Advice from giant consulting firm McKinsey broke the Canada Infrastructure Bank, and it’s time to fix that mistake.

On May 16, CUPE made our case for building a truly public bank at a House of Commons committee investigating the role of McKinsey in the bank’s design and early days.

Senior research officer Diane Therrien outlined how McKinsey and other corporate players like BlackRock radically shifted the bank’s mandate.

At first, the CIB was supposed to give local governments low-cost loans for infrastructure projects. Then the Liberal government outsourced the bank’s design to a corporate-heavy advisory group chaired by McKinsey’s Dominic Barton. After that, the bank’s focus abruptly shifted to profit-driven projects that cost more, deliver less, and force communities to privatize.

As the bank faces a five-year review, CUPE is calling for a major overhaul of the bank so it can meet community needs and tackle the climate crisis.

The bank was destined to fail from the start. More than five years after its founding, the CIB has not even met its own goal of attracting profit-seeking private investors. From day one, a lack of transparency and accountability have been major problems for the bank.

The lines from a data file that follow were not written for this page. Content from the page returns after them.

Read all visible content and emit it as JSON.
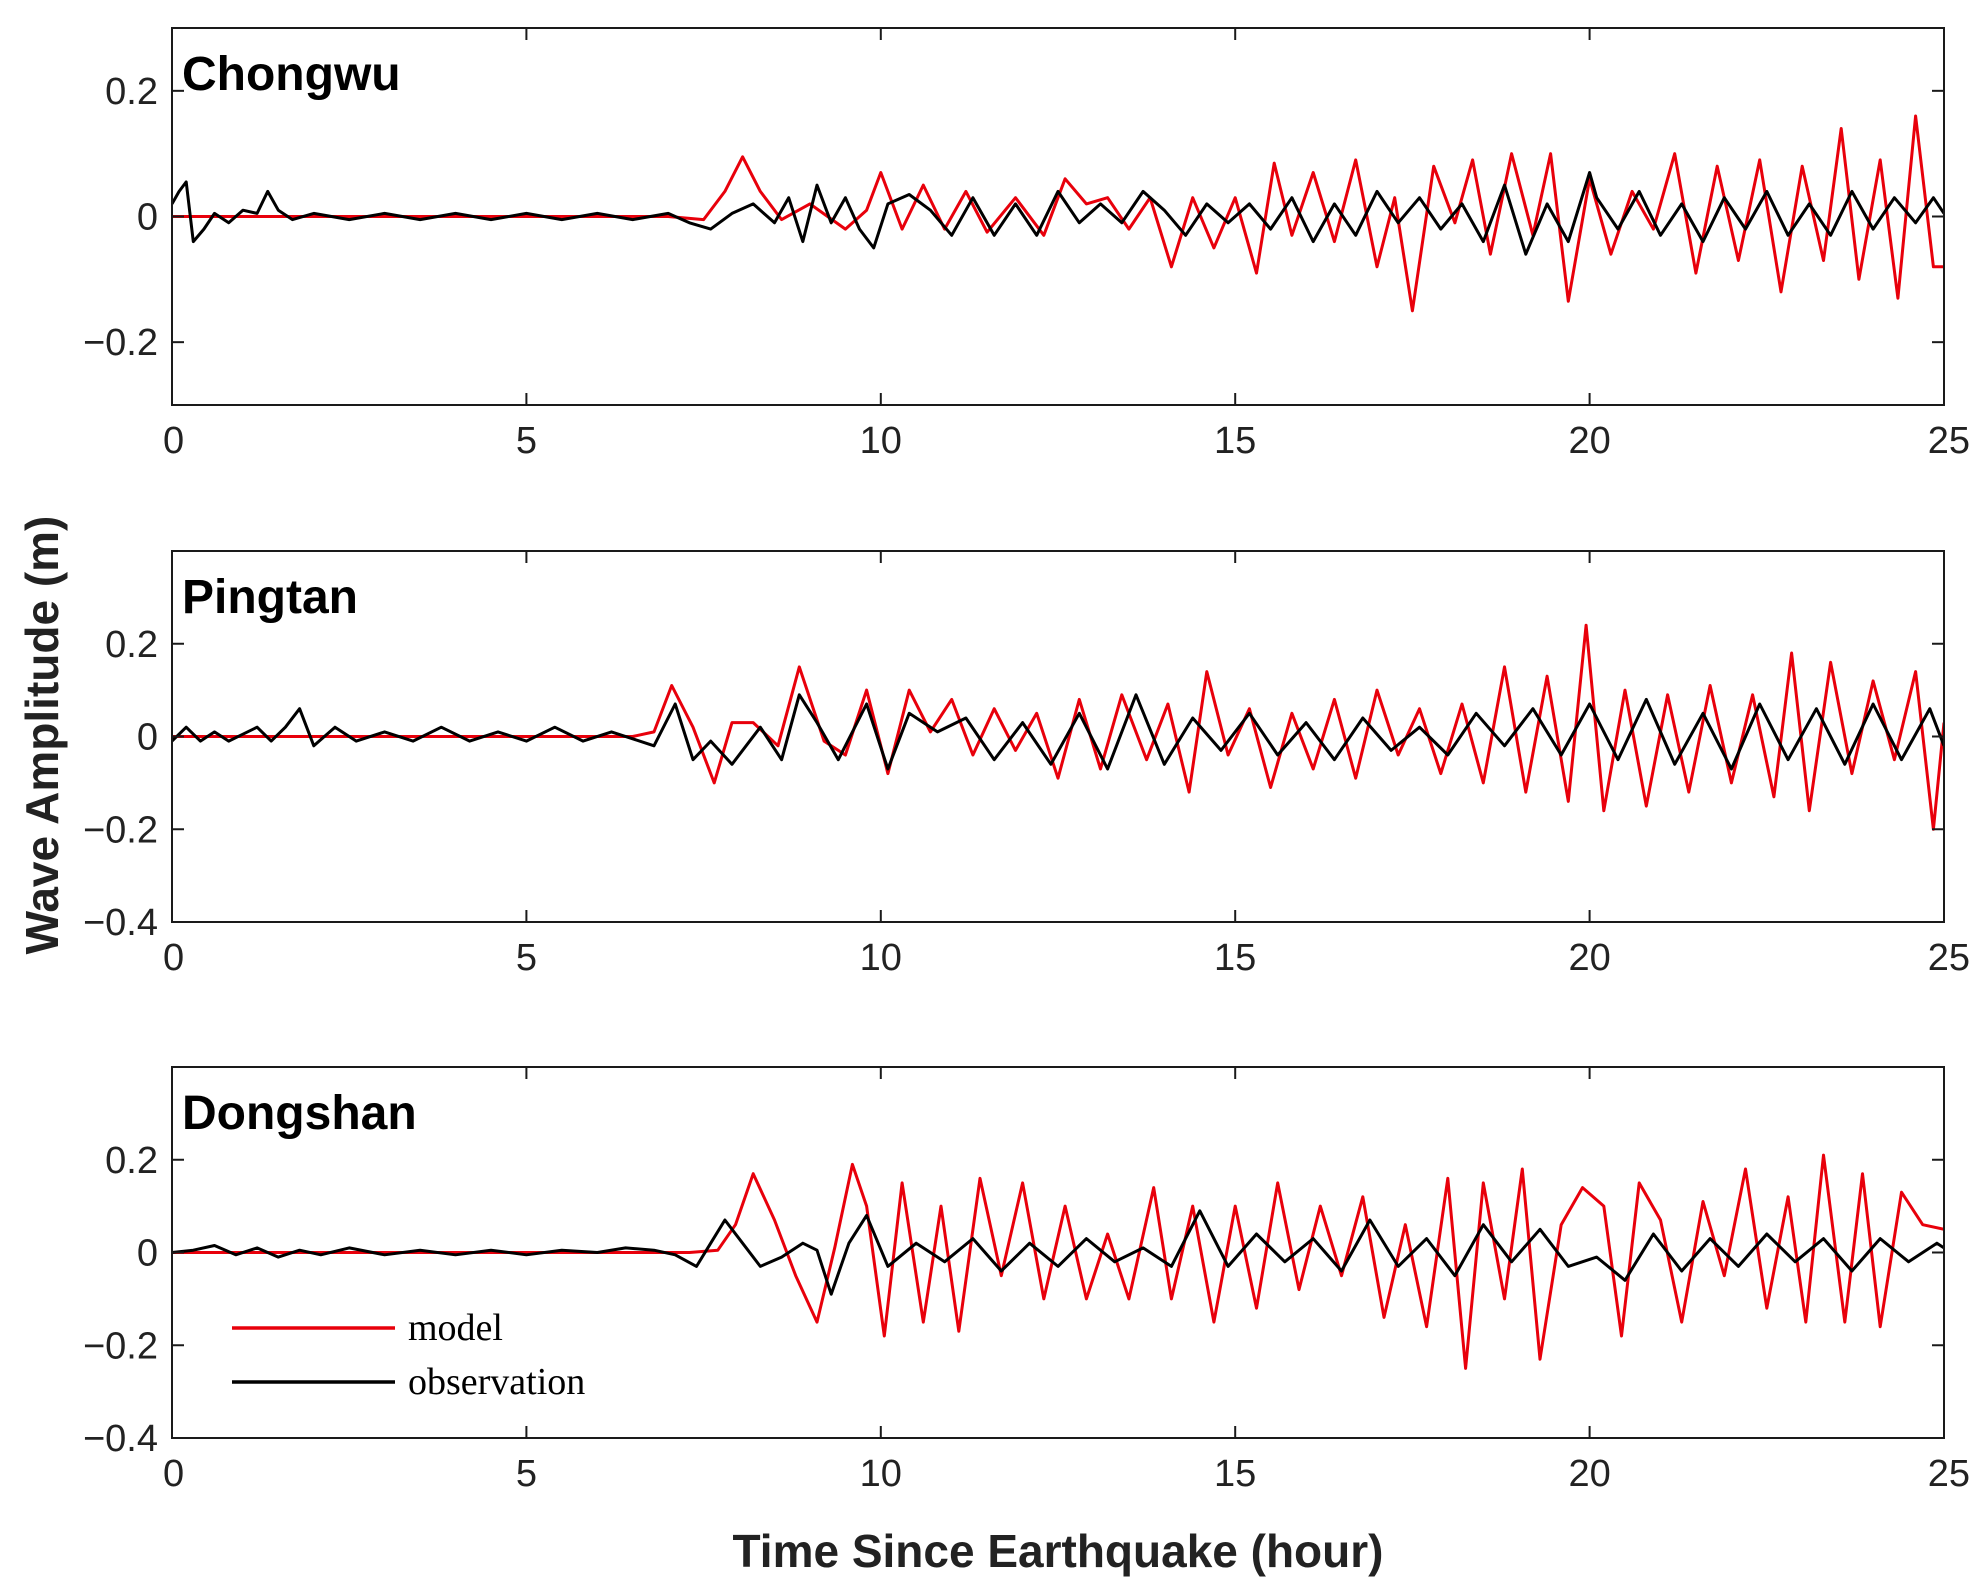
{
  "figure": {
    "xlabel": "Time Since Earthquake (hour)",
    "ylabel": "Wave Amplitude (m)",
    "legend": [
      {
        "label": "model",
        "color": "#e8000b"
      },
      {
        "label": "observation",
        "color": "#000000"
      }
    ]
  },
  "chart_data": [
    {
      "type": "line",
      "title": "Chongwu",
      "xlim": [
        0,
        25
      ],
      "ylim": [
        -0.3,
        0.3
      ],
      "xticks": [
        0,
        5,
        10,
        15,
        20,
        25
      ],
      "yticks": [
        -0.2,
        0,
        0.2
      ],
      "ytick_labels": [
        "−0.2",
        "0",
        "0.2"
      ],
      "series": [
        {
          "name": "model",
          "color": "#e8000b",
          "x": [
            0,
            7,
            7.5,
            7.8,
            8.05,
            8.3,
            8.6,
            9,
            9.5,
            9.8,
            10,
            10.3,
            10.6,
            10.9,
            11.2,
            11.5,
            11.9,
            12.3,
            12.6,
            12.9,
            13.2,
            13.5,
            13.8,
            14.1,
            14.4,
            14.7,
            15,
            15.3,
            15.55,
            15.8,
            16.1,
            16.4,
            16.7,
            17,
            17.25,
            17.5,
            17.8,
            18.1,
            18.35,
            18.6,
            18.9,
            19.2,
            19.45,
            19.7,
            20,
            20.3,
            20.6,
            20.9,
            21.2,
            21.5,
            21.8,
            22.1,
            22.4,
            22.7,
            23,
            23.3,
            23.55,
            23.8,
            24.1,
            24.35,
            24.6,
            24.85,
            25
          ],
          "y": [
            0,
            0,
            -0.005,
            0.04,
            0.095,
            0.04,
            -0.005,
            0.02,
            -0.02,
            0.01,
            0.07,
            -0.02,
            0.05,
            -0.02,
            0.04,
            -0.025,
            0.03,
            -0.03,
            0.06,
            0.02,
            0.03,
            -0.02,
            0.03,
            -0.08,
            0.03,
            -0.05,
            0.03,
            -0.09,
            0.085,
            -0.03,
            0.07,
            -0.04,
            0.09,
            -0.08,
            0.03,
            -0.15,
            0.08,
            -0.01,
            0.09,
            -0.06,
            0.1,
            -0.03,
            0.1,
            -0.135,
            0.06,
            -0.06,
            0.04,
            -0.02,
            0.1,
            -0.09,
            0.08,
            -0.07,
            0.09,
            -0.12,
            0.08,
            -0.07,
            0.14,
            -0.1,
            0.09,
            -0.13,
            0.16,
            -0.08,
            -0.08
          ]
        },
        {
          "name": "observation",
          "color": "#000000",
          "x": [
            0,
            0.1,
            0.2,
            0.3,
            0.45,
            0.6,
            0.8,
            1,
            1.2,
            1.35,
            1.5,
            1.7,
            2,
            2.5,
            3,
            3.5,
            4,
            4.5,
            5,
            5.5,
            6,
            6.5,
            7,
            7.3,
            7.6,
            7.9,
            8.2,
            8.5,
            8.7,
            8.9,
            9.1,
            9.3,
            9.5,
            9.7,
            9.9,
            10.1,
            10.4,
            10.7,
            11,
            11.3,
            11.6,
            11.9,
            12.2,
            12.5,
            12.8,
            13.1,
            13.4,
            13.7,
            14,
            14.3,
            14.6,
            14.9,
            15.2,
            15.5,
            15.8,
            16.1,
            16.4,
            16.7,
            17,
            17.3,
            17.6,
            17.9,
            18.2,
            18.5,
            18.8,
            19.1,
            19.4,
            19.7,
            20,
            20.1,
            20.4,
            20.7,
            21,
            21.3,
            21.6,
            21.9,
            22.2,
            22.5,
            22.8,
            23.1,
            23.4,
            23.7,
            24,
            24.3,
            24.6,
            24.85,
            25
          ],
          "y": [
            0.02,
            0.04,
            0.055,
            -0.04,
            -0.02,
            0.005,
            -0.01,
            0.01,
            0.005,
            0.04,
            0.01,
            -0.005,
            0.005,
            -0.005,
            0.005,
            -0.005,
            0.005,
            -0.005,
            0.005,
            -0.005,
            0.005,
            -0.005,
            0.005,
            -0.01,
            -0.02,
            0.005,
            0.02,
            -0.01,
            0.03,
            -0.04,
            0.05,
            -0.01,
            0.03,
            -0.02,
            -0.05,
            0.02,
            0.035,
            0.01,
            -0.03,
            0.03,
            -0.03,
            0.02,
            -0.03,
            0.04,
            -0.01,
            0.02,
            -0.01,
            0.04,
            0.01,
            -0.03,
            0.02,
            -0.01,
            0.02,
            -0.02,
            0.03,
            -0.04,
            0.02,
            -0.03,
            0.04,
            -0.01,
            0.03,
            -0.02,
            0.02,
            -0.04,
            0.05,
            -0.06,
            0.02,
            -0.04,
            0.07,
            0.03,
            -0.02,
            0.04,
            -0.03,
            0.02,
            -0.04,
            0.03,
            -0.02,
            0.04,
            -0.03,
            0.02,
            -0.03,
            0.04,
            -0.02,
            0.03,
            -0.01,
            0.03,
            0.005
          ]
        }
      ]
    },
    {
      "type": "line",
      "title": "Pingtan",
      "xlim": [
        0,
        25
      ],
      "ylim": [
        -0.4,
        0.4
      ],
      "xticks": [
        0,
        5,
        10,
        15,
        20,
        25
      ],
      "yticks": [
        -0.4,
        -0.2,
        0,
        0.2
      ],
      "ytick_labels": [
        "−0.4",
        "−0.2",
        "0",
        "0.2"
      ],
      "series": [
        {
          "name": "model",
          "color": "#e8000b",
          "x": [
            0,
            6.5,
            6.8,
            7.05,
            7.35,
            7.65,
            7.9,
            8.2,
            8.55,
            8.85,
            9.2,
            9.5,
            9.8,
            10.1,
            10.4,
            10.7,
            11,
            11.3,
            11.6,
            11.9,
            12.2,
            12.5,
            12.8,
            13.1,
            13.4,
            13.75,
            14.05,
            14.35,
            14.6,
            14.9,
            15.2,
            15.5,
            15.8,
            16.1,
            16.4,
            16.7,
            17,
            17.3,
            17.6,
            17.9,
            18.2,
            18.5,
            18.8,
            19.1,
            19.4,
            19.7,
            19.95,
            20.2,
            20.5,
            20.8,
            21.1,
            21.4,
            21.7,
            22,
            22.3,
            22.6,
            22.85,
            23.1,
            23.4,
            23.7,
            24,
            24.3,
            24.6,
            24.85,
            25
          ],
          "y": [
            0,
            0,
            0.01,
            0.11,
            0.02,
            -0.1,
            0.03,
            0.03,
            -0.02,
            0.15,
            -0.01,
            -0.04,
            0.1,
            -0.08,
            0.1,
            0.01,
            0.08,
            -0.04,
            0.06,
            -0.03,
            0.05,
            -0.09,
            0.08,
            -0.07,
            0.09,
            -0.05,
            0.07,
            -0.12,
            0.14,
            -0.04,
            0.06,
            -0.11,
            0.05,
            -0.07,
            0.08,
            -0.09,
            0.1,
            -0.04,
            0.06,
            -0.08,
            0.07,
            -0.1,
            0.15,
            -0.12,
            0.13,
            -0.14,
            0.24,
            -0.16,
            0.1,
            -0.15,
            0.09,
            -0.12,
            0.11,
            -0.1,
            0.09,
            -0.13,
            0.18,
            -0.16,
            0.16,
            -0.08,
            0.12,
            -0.05,
            0.14,
            -0.2,
            0.03
          ]
        },
        {
          "name": "observation",
          "color": "#000000",
          "x": [
            0,
            0.2,
            0.4,
            0.6,
            0.8,
            1,
            1.2,
            1.4,
            1.6,
            1.8,
            2,
            2.3,
            2.6,
            3,
            3.4,
            3.8,
            4.2,
            4.6,
            5,
            5.4,
            5.8,
            6.2,
            6.5,
            6.8,
            7.1,
            7.35,
            7.6,
            7.9,
            8.3,
            8.6,
            8.85,
            9.1,
            9.4,
            9.8,
            10.1,
            10.4,
            10.8,
            11.2,
            11.6,
            12,
            12.4,
            12.8,
            13.2,
            13.6,
            14,
            14.4,
            14.8,
            15.2,
            15.6,
            16,
            16.4,
            16.8,
            17.2,
            17.6,
            18,
            18.4,
            18.8,
            19.2,
            19.6,
            20,
            20.4,
            20.8,
            21.2,
            21.6,
            22,
            22.4,
            22.8,
            23.2,
            23.6,
            24,
            24.4,
            24.8,
            25
          ],
          "y": [
            -0.01,
            0.02,
            -0.01,
            0.01,
            -0.01,
            0.005,
            0.02,
            -0.01,
            0.02,
            0.06,
            -0.02,
            0.02,
            -0.01,
            0.01,
            -0.01,
            0.02,
            -0.01,
            0.01,
            -0.01,
            0.02,
            -0.01,
            0.01,
            -0.005,
            -0.02,
            0.07,
            -0.05,
            -0.01,
            -0.06,
            0.02,
            -0.05,
            0.09,
            0.03,
            -0.05,
            0.07,
            -0.07,
            0.05,
            0.01,
            0.04,
            -0.05,
            0.03,
            -0.06,
            0.05,
            -0.07,
            0.09,
            -0.06,
            0.04,
            -0.03,
            0.05,
            -0.04,
            0.03,
            -0.05,
            0.04,
            -0.03,
            0.02,
            -0.04,
            0.05,
            -0.02,
            0.06,
            -0.04,
            0.07,
            -0.05,
            0.08,
            -0.06,
            0.05,
            -0.07,
            0.07,
            -0.05,
            0.06,
            -0.06,
            0.07,
            -0.05,
            0.06,
            -0.02
          ]
        }
      ]
    },
    {
      "type": "line",
      "title": "Dongshan",
      "xlim": [
        0,
        25
      ],
      "ylim": [
        -0.4,
        0.4
      ],
      "xticks": [
        0,
        5,
        10,
        15,
        20,
        25
      ],
      "yticks": [
        -0.4,
        -0.2,
        0,
        0.2
      ],
      "ytick_labels": [
        "−0.4",
        "−0.2",
        "0",
        "0.2"
      ],
      "series": [
        {
          "name": "model",
          "color": "#e8000b",
          "x": [
            0,
            7.3,
            7.7,
            7.95,
            8.2,
            8.5,
            8.8,
            9.1,
            9.35,
            9.6,
            9.8,
            10.05,
            10.3,
            10.6,
            10.85,
            11.1,
            11.4,
            11.7,
            12,
            12.3,
            12.6,
            12.9,
            13.2,
            13.5,
            13.85,
            14.1,
            14.4,
            14.7,
            15,
            15.3,
            15.6,
            15.9,
            16.2,
            16.5,
            16.8,
            17.1,
            17.4,
            17.7,
            18,
            18.25,
            18.5,
            18.8,
            19.05,
            19.3,
            19.6,
            19.9,
            20.2,
            20.45,
            20.7,
            21,
            21.3,
            21.6,
            21.9,
            22.2,
            22.5,
            22.8,
            23.05,
            23.3,
            23.6,
            23.85,
            24.1,
            24.4,
            24.7,
            25
          ],
          "y": [
            0,
            0,
            0.005,
            0.06,
            0.17,
            0.07,
            -0.05,
            -0.15,
            0.01,
            0.19,
            0.1,
            -0.18,
            0.15,
            -0.15,
            0.1,
            -0.17,
            0.16,
            -0.05,
            0.15,
            -0.1,
            0.1,
            -0.1,
            0.04,
            -0.1,
            0.14,
            -0.1,
            0.1,
            -0.15,
            0.1,
            -0.12,
            0.15,
            -0.08,
            0.1,
            -0.05,
            0.12,
            -0.14,
            0.06,
            -0.16,
            0.16,
            -0.25,
            0.15,
            -0.1,
            0.18,
            -0.23,
            0.06,
            0.14,
            0.1,
            -0.18,
            0.15,
            0.07,
            -0.15,
            0.11,
            -0.05,
            0.18,
            -0.12,
            0.12,
            -0.15,
            0.21,
            -0.15,
            0.17,
            -0.16,
            0.13,
            0.06,
            0.05
          ]
        },
        {
          "name": "observation",
          "color": "#000000",
          "x": [
            0,
            0.3,
            0.6,
            0.9,
            1.2,
            1.5,
            1.8,
            2.1,
            2.5,
            3,
            3.5,
            4,
            4.5,
            5,
            5.5,
            6,
            6.4,
            6.8,
            7.1,
            7.4,
            7.6,
            7.8,
            8.05,
            8.3,
            8.6,
            8.9,
            9.1,
            9.3,
            9.55,
            9.8,
            10.1,
            10.5,
            10.9,
            11.3,
            11.7,
            12.1,
            12.5,
            12.9,
            13.3,
            13.7,
            14.1,
            14.5,
            14.9,
            15.3,
            15.7,
            16.1,
            16.5,
            16.9,
            17.3,
            17.7,
            18.1,
            18.5,
            18.9,
            19.3,
            19.7,
            20.1,
            20.5,
            20.9,
            21.3,
            21.7,
            22.1,
            22.5,
            22.9,
            23.3,
            23.7,
            24.1,
            24.5,
            24.9,
            25
          ],
          "y": [
            0,
            0.005,
            0.015,
            -0.005,
            0.01,
            -0.01,
            0.005,
            -0.005,
            0.01,
            -0.005,
            0.005,
            -0.005,
            0.005,
            -0.005,
            0.005,
            0,
            0.01,
            0.005,
            -0.005,
            -0.03,
            0.02,
            0.07,
            0.02,
            -0.03,
            -0.01,
            0.02,
            0.005,
            -0.09,
            0.02,
            0.08,
            -0.03,
            0.02,
            -0.02,
            0.03,
            -0.04,
            0.02,
            -0.03,
            0.03,
            -0.02,
            0.01,
            -0.03,
            0.09,
            -0.03,
            0.04,
            -0.02,
            0.03,
            -0.04,
            0.07,
            -0.03,
            0.03,
            -0.05,
            0.06,
            -0.02,
            0.05,
            -0.03,
            -0.01,
            -0.06,
            0.04,
            -0.04,
            0.03,
            -0.03,
            0.04,
            -0.02,
            0.03,
            -0.04,
            0.03,
            -0.02,
            0.02,
            0.01
          ]
        }
      ]
    }
  ]
}
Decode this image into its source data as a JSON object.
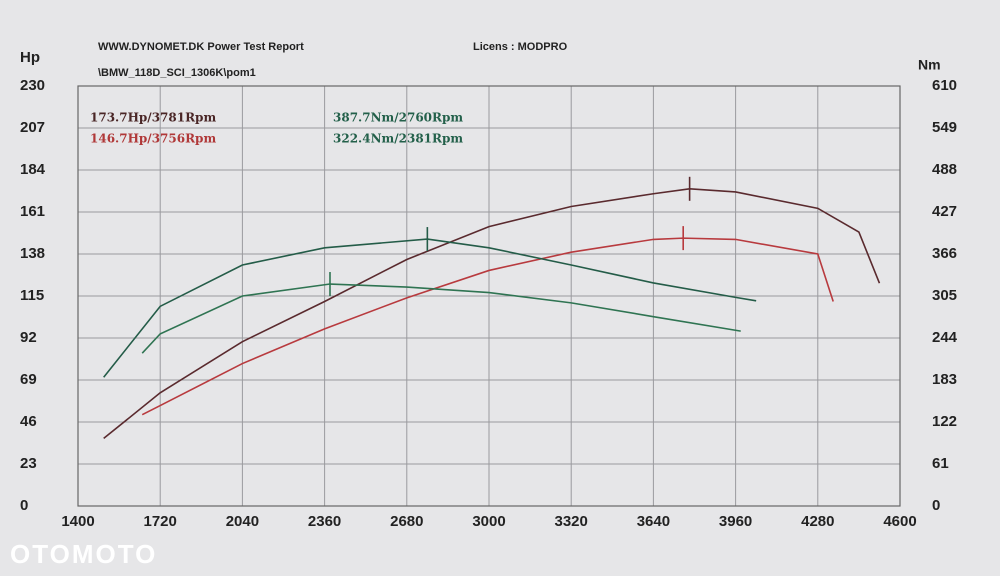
{
  "chart_data": {
    "type": "line",
    "header": "WWW.DYNOMET.DK  Power Test Report",
    "license": "Licens :  MODPRO",
    "file": "\\BMW_118D_SCI_1306K\\pom1",
    "y_label": "Hp",
    "y2_label": "Nm",
    "watermark": "OTOMOTO",
    "annotations": [
      {
        "text": "173.7Hp/3781Rpm",
        "color": "#4a2626"
      },
      {
        "text": "146.7Hp/3756Rpm",
        "color": "#b03838"
      },
      {
        "text": "387.7Nm/2760Rpm",
        "color": "#23604a"
      },
      {
        "text": "322.4Nm/2381Rpm",
        "color": "#23604a"
      }
    ],
    "xlim": [
      1400,
      4600
    ],
    "xticks": [
      1400,
      1720,
      2040,
      2360,
      2680,
      3000,
      3320,
      3640,
      3960,
      4280,
      4600
    ],
    "ylim": [
      0,
      230
    ],
    "yticks": [
      0,
      23,
      46,
      69,
      92,
      115,
      138,
      161,
      184,
      207,
      230
    ],
    "y2lim": [
      0,
      610
    ],
    "y2ticks": [
      0,
      61,
      122,
      183,
      244,
      305,
      366,
      427,
      488,
      549,
      610
    ],
    "grid": true,
    "series": [
      {
        "color": "#5a2a2e",
        "x": [
          1500,
          1720,
          2040,
          2360,
          2680,
          3000,
          3320,
          3640,
          3781,
          3960,
          4280,
          4440,
          4520
        ],
        "values": [
          37,
          62,
          90,
          112,
          135,
          153,
          164,
          171,
          173.7,
          172,
          163,
          150,
          122
        ]
      },
      {
        "color": "#b83a3e",
        "x": [
          1650,
          1720,
          2040,
          2360,
          2680,
          3000,
          3320,
          3640,
          3756,
          3960,
          4280,
          4340
        ],
        "values": [
          50,
          55,
          78,
          97,
          114,
          129,
          139,
          146,
          146.7,
          146,
          138,
          112
        ]
      },
      {
        "color": "#245c48",
        "axis": "y2",
        "x": [
          1500,
          1720,
          2040,
          2360,
          2760,
          3000,
          3320,
          3640,
          3960,
          4040
        ],
        "values": [
          187,
          290,
          350,
          375,
          387.7,
          375,
          350,
          324,
          303,
          298
        ]
      },
      {
        "color": "#2f7452",
        "axis": "y2",
        "x": [
          1650,
          1720,
          2040,
          2381,
          2680,
          3000,
          3320,
          3640,
          3980
        ],
        "values": [
          222,
          250,
          305,
          322.4,
          318,
          310,
          295,
          275,
          254
        ]
      }
    ]
  }
}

But luckily, it isn’t too late for the bank to change course. “There are models of successful banks around the world that we can turn to for guidance. There is no need to reinvent things,” said Therrien.

Therrien emphasized that the infiltration of governments by consultants is a widespread problem. Consulting firms are driven by profit and accountable to shareholders – not the public.

“McKinsey and other consultancies are notorious for providing advice to governments that undermines the work of the public service, and that seeks to continue down the dangerous neoliberal path of privatizing public services,” she told the committee.